Recently, while working on a Java project with IEETA Bioinformatics - UA, I needed to do some serious debugging in the code. As I was new to the project and didn't have a strong knowledge of the project's codebase, I decided to use the Java debugger to inspect the behavior of the code and better understand the flow where the specific bug was occurring. That too was a challenge because I had never used a debugger.
Hence, I decided to write this article to help other programmers that, like I, are beginners at proper debugging and also to help me structure the knowledge I have recently learned.
NOTE: This article uses visual examples from IntelliJ IDEA, but the same concepts can be found and applied across most alternative JAVA IDEs.
A breakpoint allows you to specify where the program should stop when debugging so you can analyze the state of the program (inspect existing fields and variables, change its values, and more) and find what is wrong with your code.
Every debugger offers several types of breakpoints such as:
- Line breakpoints: Halt the program upon reaching the line of code where the breakpoint was set.
- Method breakpoints: Halt the program upon entering (or exiting) the specified method. This allows you to check the entry or exit conditions of a particular method.
- Conditional breakpoints: Halt the program when a certain criterion (condition) is met
Exception breakpoints: Halt the program when
Throwableor its subclasses are thrown.
- Watch points: Halt the program when the specified field is read or written to.
Here is an example of a condition breakpoint on the IntelliJ IDE, set on line number 73.

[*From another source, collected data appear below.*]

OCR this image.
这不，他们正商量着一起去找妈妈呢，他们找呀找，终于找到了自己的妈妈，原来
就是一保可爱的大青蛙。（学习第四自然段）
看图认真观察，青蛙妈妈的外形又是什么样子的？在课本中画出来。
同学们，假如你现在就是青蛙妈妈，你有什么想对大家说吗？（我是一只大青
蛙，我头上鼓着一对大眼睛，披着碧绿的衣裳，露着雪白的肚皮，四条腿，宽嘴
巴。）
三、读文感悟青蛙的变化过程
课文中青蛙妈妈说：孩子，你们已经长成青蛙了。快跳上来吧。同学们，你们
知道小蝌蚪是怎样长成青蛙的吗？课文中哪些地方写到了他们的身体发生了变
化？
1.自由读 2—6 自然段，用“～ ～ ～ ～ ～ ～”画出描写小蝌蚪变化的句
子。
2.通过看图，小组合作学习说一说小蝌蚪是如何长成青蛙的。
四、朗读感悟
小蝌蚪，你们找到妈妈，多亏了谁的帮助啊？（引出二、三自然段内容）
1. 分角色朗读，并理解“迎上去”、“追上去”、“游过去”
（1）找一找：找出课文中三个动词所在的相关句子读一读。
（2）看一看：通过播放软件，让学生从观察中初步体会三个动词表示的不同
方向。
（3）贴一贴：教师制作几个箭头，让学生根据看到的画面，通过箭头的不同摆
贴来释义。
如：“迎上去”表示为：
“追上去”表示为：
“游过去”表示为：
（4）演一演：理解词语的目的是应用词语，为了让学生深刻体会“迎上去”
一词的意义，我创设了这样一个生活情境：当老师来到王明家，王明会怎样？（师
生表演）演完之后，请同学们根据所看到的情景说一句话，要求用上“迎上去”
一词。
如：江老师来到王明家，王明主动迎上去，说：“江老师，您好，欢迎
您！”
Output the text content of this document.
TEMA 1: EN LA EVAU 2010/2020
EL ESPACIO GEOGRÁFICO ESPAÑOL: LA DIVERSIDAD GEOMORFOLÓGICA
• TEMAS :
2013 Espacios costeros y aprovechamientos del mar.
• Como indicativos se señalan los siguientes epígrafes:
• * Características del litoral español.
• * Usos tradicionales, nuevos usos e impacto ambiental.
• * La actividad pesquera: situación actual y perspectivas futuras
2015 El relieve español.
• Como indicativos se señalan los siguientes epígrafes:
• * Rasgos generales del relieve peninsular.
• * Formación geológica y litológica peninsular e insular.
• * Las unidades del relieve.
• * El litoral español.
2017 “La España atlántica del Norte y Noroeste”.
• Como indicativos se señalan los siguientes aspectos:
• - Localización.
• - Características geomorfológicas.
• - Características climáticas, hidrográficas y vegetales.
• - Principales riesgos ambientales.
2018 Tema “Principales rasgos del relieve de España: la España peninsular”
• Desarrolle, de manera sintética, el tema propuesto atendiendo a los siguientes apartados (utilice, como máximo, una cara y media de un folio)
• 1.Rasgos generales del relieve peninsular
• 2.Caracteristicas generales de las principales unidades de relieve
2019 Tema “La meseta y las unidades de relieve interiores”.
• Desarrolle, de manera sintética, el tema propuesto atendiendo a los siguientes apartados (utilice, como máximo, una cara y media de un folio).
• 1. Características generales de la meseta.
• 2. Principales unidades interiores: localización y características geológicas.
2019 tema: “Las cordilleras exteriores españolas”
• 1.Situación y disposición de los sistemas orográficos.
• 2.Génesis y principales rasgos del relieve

In addition to setting breakpoints, you can also remove, mute, enable and disable them. Mute a breakpoint is extremely helpful when you don't need to stop at some specific breakpoint for a while. Another helpful possibility is to enable/disable breakpoints, which is useful because when you delete a breakpoint, its internal configuration is lost, so enabling/disabling breakpoints it's a less terminal operation that allows you to temporarily turn an individual breakpoint off without losing its parameters.
Every Java debugger provides a set of features (stepping actions) that allow you to navigate through different sections of your code when debugging, including:
- Step Over: Steps over the current line and takes you to the next line, even if the current line has method calls in it (the implementation of the methods is skipped).
- Step Into: Steps into the method to inspect what happens inside it.
- Force Step Into: Steps in the method even if this method is skipped by the regular Step Into.
- Step Out: Steps out of the current method and takes you to the caller method.
- Drop Frame: Allows you to undo the last frame and restore the previous frame in the stack. This can be useful if you've mistakenly stepped too far or want to re-enter a function where you missed a critical spot.
- Step Filter: Allows you to skip certain packages during debugging. You don’t have to navigate through all classes of the JDK system when you can simply filter out types you don’t need.
Although the inline debugger is extremely helpful, the variables pane shows a lot more details. With its help, you can see the exact state and value of each variable in the selected stack and can even change the value of those variables, if you need to better understand what effect a specific change in your variable has in the execution of your code.
If you want a more hands-on approach to this topic, there is this great video from JetBrains that walks you through the concepts I described and its implementation/application in IntelliJ UI.
Finally, remember that debugging might sometimes take more time than the actual implementation. As you improve your Java debugging skills, always try to write clean, efficient code - it makes an enormous difference when it comes to debugging.
When you do need to do some debugging, remember that you only need to have to be creative and use the right tools.
And even with the right tools, when things seem to get out of hand, it’s always worth taking a break. A bug is nothing more than a programming puzzle, and sometimes you just need a break from the code to solve the bug.